Drug discovery is no longer the low-throughput, empirical science of 25 years ago. Molecular biology, high-throughput screening and computational chemistry have revolutionized the way in which drug discovery programmes are undertaken across the whole industry. Associated with this revolution has been a huge increase in the scale of data that need to be managed, processed and ultimately mined for value.

Against this backdrop, it would be surprising if informatics was not already heavily involved in the science of drug discovery. Whether the pharmaceutical industry in general has fully exploited the capabilities of informatics is perhaps more questionable. What is highly likely, however, is that over the next 5–10 years, efficient use of all data will be a discriminating factor between pharmaceutical companies that remain successful and those that don't. That isn't to say that informatics will replace or supersede existing drug discovery strategies; instead, there will probably be a growing reliance on informatics to improve efficiency, to allow more rapid decision making around existing projects and to more readily identify new ideas and targets. So, the pharmaceutical industry is faced with an increasing need for people with a knowledge of information technology (IT), and therein lies an opportunity for people with such skills.

Mirroring drug discovery in general, the allied informatics approaches are becoming increasingly multidisciplinary, not only in terms of scientific background, but also at a functional level in terms of the specific IT skills required (Fig. 1). Broadly speaking, there are four main areas of expertise in informatics: database administration; data processing and curation; data presentation; and data mining.

Figure 1
figure 1

Data management and associated skills.

Database administration. Raw data — for example, from screening or genomics — are produced either through in-house research programmes or, increasingly, through access to public or proprietary databases. The scale, rate of data production and diversity of data types requires dedicated database designers and administrators to manage efficiently the flow and storage of information. Typically, people in this area will have very strong IT skills, including formal qualifications in database administration.

Data processing and curation. A consequence of the scale and diversity of the raw data is that a degree of processing and curation is increasingly becoming necessary, especially with genomics data. Although much of these data are well integrated, in order to link them efficiently across other disciplines and allow the data to be viewed easily, considerable effort is needed to reprocess them, curate them and to reduce complexity. Here, a knowledge of the relevant science becomes increasingly important, allied with IT skills, which typically include Perl and Unix, and perhaps some database design skills.

Data presentation. Development of mechanisms to view and present the useful data to scientists from a range of disciplines is becoming increasingly important. Again, scientific knowledge allied with IT knowledge is essential; typically, web-authoring and strong skills with the progamming language JAVA are necessary.
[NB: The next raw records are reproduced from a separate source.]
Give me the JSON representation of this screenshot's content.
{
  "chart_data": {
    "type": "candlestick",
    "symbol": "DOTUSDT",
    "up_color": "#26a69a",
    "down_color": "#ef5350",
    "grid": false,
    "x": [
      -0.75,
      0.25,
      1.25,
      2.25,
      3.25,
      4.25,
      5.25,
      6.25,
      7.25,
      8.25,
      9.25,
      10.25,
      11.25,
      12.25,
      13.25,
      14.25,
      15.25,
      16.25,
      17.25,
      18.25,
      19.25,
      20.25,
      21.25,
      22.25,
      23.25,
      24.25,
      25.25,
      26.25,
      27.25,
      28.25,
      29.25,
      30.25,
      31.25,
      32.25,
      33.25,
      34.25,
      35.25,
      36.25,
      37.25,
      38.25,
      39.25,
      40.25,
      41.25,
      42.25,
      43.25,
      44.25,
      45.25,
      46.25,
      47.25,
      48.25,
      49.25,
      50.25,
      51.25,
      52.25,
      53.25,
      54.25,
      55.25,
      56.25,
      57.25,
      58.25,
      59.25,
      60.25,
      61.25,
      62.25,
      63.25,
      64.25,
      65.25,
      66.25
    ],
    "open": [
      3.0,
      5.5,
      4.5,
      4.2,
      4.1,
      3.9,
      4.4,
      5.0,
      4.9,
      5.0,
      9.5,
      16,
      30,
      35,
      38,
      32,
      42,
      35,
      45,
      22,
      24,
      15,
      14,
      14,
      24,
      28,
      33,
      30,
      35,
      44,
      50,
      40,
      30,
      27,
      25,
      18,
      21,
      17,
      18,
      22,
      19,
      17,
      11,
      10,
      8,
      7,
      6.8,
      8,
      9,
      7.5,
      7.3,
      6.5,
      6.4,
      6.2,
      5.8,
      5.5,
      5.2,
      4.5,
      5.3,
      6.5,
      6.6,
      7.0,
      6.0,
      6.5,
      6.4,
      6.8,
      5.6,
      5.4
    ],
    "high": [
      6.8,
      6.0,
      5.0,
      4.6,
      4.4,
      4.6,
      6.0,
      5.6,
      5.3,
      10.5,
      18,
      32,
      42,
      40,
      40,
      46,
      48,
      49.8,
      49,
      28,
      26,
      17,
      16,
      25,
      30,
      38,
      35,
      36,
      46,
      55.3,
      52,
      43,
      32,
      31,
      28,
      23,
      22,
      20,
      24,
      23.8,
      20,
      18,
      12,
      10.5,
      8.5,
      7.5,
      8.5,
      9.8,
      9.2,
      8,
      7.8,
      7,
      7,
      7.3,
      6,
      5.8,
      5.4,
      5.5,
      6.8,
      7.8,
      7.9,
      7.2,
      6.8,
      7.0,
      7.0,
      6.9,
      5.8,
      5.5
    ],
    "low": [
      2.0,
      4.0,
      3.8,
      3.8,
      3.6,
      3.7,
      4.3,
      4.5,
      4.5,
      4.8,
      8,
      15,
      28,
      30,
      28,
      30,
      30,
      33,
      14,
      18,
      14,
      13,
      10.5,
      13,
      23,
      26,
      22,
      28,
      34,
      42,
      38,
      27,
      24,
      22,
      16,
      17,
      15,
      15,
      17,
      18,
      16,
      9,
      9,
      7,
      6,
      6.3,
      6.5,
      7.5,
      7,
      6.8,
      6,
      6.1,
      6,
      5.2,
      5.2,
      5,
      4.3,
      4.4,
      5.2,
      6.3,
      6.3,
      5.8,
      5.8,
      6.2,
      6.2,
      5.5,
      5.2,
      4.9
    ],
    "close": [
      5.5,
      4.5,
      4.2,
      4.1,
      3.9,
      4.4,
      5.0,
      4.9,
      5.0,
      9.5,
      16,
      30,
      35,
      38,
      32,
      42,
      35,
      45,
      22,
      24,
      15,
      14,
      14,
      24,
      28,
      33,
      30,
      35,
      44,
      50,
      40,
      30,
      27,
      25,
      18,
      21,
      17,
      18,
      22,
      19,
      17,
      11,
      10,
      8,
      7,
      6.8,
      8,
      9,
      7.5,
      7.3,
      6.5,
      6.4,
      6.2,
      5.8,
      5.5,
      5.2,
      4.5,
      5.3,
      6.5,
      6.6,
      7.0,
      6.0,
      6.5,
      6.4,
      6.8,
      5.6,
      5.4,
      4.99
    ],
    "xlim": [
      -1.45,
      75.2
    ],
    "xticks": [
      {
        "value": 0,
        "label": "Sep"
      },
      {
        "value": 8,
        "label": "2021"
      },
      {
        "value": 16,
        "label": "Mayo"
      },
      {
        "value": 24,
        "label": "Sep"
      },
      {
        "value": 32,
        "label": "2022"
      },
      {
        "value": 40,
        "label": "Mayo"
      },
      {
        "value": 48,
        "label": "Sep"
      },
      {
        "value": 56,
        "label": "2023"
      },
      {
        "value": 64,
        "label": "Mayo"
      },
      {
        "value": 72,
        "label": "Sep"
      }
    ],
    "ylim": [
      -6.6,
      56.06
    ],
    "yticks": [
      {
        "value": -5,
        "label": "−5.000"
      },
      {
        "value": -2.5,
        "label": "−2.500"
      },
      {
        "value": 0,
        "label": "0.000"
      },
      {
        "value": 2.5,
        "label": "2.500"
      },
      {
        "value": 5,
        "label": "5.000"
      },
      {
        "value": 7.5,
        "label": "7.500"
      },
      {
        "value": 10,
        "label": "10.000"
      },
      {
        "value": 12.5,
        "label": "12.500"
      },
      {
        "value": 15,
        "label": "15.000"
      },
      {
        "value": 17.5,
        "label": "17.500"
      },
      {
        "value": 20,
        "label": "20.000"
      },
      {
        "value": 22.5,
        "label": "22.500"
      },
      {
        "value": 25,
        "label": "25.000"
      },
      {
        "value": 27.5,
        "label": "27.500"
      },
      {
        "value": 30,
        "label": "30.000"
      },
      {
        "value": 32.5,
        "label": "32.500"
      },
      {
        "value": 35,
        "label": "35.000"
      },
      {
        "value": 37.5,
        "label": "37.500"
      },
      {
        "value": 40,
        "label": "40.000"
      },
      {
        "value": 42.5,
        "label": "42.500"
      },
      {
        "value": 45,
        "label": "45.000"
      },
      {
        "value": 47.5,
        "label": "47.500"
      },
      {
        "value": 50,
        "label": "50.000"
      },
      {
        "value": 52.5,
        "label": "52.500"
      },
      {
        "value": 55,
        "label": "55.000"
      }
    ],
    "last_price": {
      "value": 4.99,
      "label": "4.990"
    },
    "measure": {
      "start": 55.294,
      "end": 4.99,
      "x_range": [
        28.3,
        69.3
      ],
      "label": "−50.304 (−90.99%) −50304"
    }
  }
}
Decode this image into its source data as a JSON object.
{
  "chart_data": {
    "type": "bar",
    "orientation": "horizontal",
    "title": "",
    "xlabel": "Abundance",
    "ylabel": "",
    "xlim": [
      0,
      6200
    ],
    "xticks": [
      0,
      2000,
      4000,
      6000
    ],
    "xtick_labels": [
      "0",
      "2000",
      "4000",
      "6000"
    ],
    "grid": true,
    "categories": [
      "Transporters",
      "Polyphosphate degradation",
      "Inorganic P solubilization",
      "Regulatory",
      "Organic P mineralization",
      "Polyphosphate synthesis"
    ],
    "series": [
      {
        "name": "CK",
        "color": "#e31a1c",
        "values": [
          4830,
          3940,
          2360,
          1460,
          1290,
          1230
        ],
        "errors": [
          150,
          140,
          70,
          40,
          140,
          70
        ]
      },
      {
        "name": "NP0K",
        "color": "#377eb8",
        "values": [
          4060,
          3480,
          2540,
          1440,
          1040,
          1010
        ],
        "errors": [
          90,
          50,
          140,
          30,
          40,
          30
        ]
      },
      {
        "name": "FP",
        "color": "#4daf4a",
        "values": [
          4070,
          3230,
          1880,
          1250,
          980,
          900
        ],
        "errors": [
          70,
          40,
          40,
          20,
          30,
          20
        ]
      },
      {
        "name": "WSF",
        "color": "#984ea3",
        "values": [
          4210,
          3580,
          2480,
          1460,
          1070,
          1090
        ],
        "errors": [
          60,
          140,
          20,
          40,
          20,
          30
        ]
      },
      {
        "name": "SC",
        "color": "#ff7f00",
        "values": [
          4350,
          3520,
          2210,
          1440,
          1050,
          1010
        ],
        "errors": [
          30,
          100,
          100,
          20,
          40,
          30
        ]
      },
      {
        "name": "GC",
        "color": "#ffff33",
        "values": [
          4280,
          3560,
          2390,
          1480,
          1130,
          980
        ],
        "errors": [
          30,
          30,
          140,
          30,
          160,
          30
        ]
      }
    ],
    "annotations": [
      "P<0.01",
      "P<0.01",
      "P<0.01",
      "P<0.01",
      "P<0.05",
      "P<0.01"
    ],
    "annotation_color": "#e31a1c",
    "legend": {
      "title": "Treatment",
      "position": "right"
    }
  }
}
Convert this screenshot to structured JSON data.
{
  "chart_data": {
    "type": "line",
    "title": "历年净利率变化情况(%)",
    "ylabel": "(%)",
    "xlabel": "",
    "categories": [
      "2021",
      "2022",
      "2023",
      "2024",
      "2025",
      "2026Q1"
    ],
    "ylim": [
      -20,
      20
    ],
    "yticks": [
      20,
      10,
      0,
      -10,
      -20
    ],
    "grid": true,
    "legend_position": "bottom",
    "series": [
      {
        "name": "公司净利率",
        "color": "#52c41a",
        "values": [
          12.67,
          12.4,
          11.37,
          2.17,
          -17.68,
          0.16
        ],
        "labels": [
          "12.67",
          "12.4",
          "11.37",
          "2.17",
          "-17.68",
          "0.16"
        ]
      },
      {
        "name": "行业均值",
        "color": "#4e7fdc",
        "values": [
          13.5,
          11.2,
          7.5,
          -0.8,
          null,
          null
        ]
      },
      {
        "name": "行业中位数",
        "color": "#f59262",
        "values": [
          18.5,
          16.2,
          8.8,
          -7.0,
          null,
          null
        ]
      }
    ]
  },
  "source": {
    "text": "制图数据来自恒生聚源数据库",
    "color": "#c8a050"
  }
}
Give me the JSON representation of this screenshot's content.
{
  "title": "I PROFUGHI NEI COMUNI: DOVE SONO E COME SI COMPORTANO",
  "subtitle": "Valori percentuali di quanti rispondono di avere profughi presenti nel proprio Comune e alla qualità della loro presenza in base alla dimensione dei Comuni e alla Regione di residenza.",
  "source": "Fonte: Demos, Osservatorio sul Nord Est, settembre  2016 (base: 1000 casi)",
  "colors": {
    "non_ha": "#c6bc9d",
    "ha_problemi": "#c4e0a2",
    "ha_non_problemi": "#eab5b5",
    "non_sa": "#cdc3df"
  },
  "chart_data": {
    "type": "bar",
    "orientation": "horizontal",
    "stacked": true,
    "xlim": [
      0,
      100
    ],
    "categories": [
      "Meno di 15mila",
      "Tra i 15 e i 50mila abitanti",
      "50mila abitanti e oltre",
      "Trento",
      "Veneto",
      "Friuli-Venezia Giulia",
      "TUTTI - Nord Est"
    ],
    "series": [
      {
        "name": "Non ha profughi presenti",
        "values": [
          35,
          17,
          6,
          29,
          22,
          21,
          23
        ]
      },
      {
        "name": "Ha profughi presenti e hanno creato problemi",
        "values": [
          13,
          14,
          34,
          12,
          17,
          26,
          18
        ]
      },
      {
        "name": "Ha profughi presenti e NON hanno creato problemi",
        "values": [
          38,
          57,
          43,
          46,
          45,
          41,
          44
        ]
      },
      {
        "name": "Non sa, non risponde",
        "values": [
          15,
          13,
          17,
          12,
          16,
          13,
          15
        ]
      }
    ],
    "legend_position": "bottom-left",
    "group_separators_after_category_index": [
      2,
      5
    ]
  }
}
Data mining. The ultimate aim of informatics is to capture, curate and present the data in a format that will allow scientists to extract value from the underlying information. Not surprisingly, a scientific background is essential, and data mining is a process that can be undertaken not only by dedicated informaticians, but increasingly also by bench scientists. As the scale and breadth of data continue to grow, there will undoubtedly be an increasing reliance on skilled data miners to extract the maximum value from the underlying information.

Routes to a career in informatics

There are two themes running through all of the above. The first is the increasingly multidisciplinary nature of informatics and drug discovery, the consequence of which is a breadth of opportunities, both in terms of scientific background or IT skills set. The second is the need for some scientific understanding to support the application of the IT knowledge. Only database adminstrators work almost exclusively within the IT side of an organization; owing to the scientific knowledge involved, other informaticians tend to be integrated within discovery teams. For this reason, an increasingly common route for science graduates into informatics careers within the pharmaceutical industry is through an M.Sc. in either bioinformatics, chemoinformatics or a more IT-focused conversion course after a scientific undergraduate degree. In response to the demand for training in informatics, many universities now offer such courses — good starting points for bioinformatics courses and chemoinformatics courses are the websites http://wbiomed.curtin.edu.au/teach/biochem/resources/Bioinformatics.html and http://www.indiana.edu/~cheminfo/informatics/cinformacad.html. With an appropriate scientific background, there are several routes into informatics within the pharmaceutical industry and thereby on to rewarding and interesting careers.